Comment 18 Tony Chang 2012-09-12 12:24:28 PDT
You should be able to use garden-o-matic to examine and rebaseline the chromium-android results.  I've used it in the past for rebaselining hundreds of pixel test changes (I think it took less than an hour).
Comment 19 Xianzhu Wang 2012-09-12 12:28:29 PDT
(In reply to comment #15)
> You should have DRT behave in as close to the same way as your actual browser does as possible.  Disabling overlay scrollbars seems like a huge mistake, you want to test what users are actually experiencing.
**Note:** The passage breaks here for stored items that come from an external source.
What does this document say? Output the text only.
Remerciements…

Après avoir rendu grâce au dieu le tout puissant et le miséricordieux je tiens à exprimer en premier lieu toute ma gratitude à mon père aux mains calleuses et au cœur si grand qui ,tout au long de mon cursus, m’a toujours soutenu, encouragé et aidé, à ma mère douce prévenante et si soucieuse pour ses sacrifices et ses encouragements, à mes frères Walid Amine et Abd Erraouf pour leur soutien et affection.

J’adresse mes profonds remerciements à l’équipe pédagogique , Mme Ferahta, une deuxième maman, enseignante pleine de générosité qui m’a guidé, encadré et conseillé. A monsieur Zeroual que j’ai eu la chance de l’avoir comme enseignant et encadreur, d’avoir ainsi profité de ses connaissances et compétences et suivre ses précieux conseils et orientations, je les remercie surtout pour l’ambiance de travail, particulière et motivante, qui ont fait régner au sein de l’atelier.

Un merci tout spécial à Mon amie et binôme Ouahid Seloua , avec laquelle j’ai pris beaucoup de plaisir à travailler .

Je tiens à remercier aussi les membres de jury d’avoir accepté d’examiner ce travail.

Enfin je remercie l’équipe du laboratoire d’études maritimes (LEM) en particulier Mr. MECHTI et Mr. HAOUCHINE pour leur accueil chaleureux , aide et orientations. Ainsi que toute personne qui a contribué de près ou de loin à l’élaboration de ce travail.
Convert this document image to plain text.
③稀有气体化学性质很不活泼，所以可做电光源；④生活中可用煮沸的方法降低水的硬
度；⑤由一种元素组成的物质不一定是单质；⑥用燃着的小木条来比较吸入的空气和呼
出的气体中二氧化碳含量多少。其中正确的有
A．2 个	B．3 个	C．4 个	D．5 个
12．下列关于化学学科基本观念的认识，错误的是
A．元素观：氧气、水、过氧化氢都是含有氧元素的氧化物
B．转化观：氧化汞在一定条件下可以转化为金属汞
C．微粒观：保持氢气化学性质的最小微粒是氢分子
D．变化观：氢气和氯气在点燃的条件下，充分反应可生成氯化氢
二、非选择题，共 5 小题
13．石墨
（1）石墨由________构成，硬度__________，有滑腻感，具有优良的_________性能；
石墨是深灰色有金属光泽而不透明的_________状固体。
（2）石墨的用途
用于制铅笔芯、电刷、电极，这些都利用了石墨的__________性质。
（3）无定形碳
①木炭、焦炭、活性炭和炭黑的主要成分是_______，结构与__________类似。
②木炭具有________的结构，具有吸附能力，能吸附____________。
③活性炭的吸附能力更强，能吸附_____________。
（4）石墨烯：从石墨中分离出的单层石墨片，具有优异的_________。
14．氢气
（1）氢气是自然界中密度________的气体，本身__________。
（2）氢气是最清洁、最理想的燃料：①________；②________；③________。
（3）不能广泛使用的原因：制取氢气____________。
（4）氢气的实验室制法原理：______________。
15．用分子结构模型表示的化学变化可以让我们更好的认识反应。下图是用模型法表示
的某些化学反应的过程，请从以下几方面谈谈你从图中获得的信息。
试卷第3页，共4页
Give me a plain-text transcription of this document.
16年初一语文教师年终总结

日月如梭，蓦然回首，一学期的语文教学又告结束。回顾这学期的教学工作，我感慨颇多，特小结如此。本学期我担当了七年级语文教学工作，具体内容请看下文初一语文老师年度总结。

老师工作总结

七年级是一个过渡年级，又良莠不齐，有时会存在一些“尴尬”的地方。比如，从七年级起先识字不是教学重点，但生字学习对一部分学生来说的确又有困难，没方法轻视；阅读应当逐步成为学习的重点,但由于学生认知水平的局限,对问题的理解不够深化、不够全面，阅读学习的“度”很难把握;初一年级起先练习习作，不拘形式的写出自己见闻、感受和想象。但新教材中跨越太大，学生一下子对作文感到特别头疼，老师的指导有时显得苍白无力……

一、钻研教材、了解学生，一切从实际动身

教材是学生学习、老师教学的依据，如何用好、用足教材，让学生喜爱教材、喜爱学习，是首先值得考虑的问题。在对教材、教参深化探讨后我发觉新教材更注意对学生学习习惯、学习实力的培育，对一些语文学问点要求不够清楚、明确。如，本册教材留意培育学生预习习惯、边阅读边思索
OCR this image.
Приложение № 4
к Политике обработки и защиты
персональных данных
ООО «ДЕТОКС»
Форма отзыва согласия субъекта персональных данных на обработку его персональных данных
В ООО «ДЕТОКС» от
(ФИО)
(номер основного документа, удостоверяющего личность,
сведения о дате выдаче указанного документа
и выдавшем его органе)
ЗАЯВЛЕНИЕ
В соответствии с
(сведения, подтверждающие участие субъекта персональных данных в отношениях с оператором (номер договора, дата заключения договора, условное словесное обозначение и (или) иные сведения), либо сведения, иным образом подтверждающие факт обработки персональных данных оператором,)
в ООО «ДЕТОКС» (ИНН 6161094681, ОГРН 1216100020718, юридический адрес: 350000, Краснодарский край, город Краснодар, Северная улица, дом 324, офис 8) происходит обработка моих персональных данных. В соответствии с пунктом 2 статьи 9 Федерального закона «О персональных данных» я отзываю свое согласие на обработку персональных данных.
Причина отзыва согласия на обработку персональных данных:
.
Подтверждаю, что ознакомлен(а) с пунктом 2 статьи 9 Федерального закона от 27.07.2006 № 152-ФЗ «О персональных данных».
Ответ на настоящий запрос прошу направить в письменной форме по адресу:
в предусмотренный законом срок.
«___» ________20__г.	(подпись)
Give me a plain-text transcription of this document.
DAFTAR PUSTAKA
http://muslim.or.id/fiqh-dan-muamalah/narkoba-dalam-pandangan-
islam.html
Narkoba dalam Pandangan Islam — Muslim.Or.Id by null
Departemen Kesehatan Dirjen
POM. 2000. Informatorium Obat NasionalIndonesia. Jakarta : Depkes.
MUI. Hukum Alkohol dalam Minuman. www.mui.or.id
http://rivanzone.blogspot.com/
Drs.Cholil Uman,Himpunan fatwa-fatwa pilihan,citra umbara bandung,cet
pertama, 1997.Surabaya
I think this is a trade-off and we can reduce the mistake by adding a few tests with an layout test API to enable overlay scrollbars. For the existing tests, most of them are not actually testing scrollbars, keeping them matching with existing baselines can reduce the cost of managing the new baselines.
Comment 20 Peter Beverloo 2012-09-24 04:21:54 PDT
Created attachment 165351 [details]
Patch
Comment 21 Sami Kyöstilä 2012-09-24 04:27:44 PDT
Comment on attachment 165351 [details]
Patch

View in context: https://bugs.webkit.org/attachment.cgi?id=165351&action=review

> Source/WebCore/ChangeLog:10
> +        bringing the tests closer to what we actually skip.

s/skip/ship/

> Source/WebCore/ChangeLog:13
> +        take and width on Android, they're rendered on top of the content. Therefore

s/and/any/
Comment 22 Peter Beverloo 2012-09-24 04:29:43 PDT
Created attachment 165354 [details]
Fix typos
Comment 23 Adam Barth 2012-09-24 11:22:01 PDT
Comment on attachment 165354 [details]
Fix typos

Removing calls to isRunningLayoutTest LGTM.
Comment 24 WebKit Review Bot 2012-09-24 11:42:03 PDT
Comment on attachment 165354 [details]
Fix typos

Clearing flags on attachment: 165354

Committed r129394: <http://trac.webkit.org/changeset/129394>
Comment 25 WebKit Review Bot 2012-09-24 11:42:07 PDT
All reviewed patches have been landed.  Closing bug.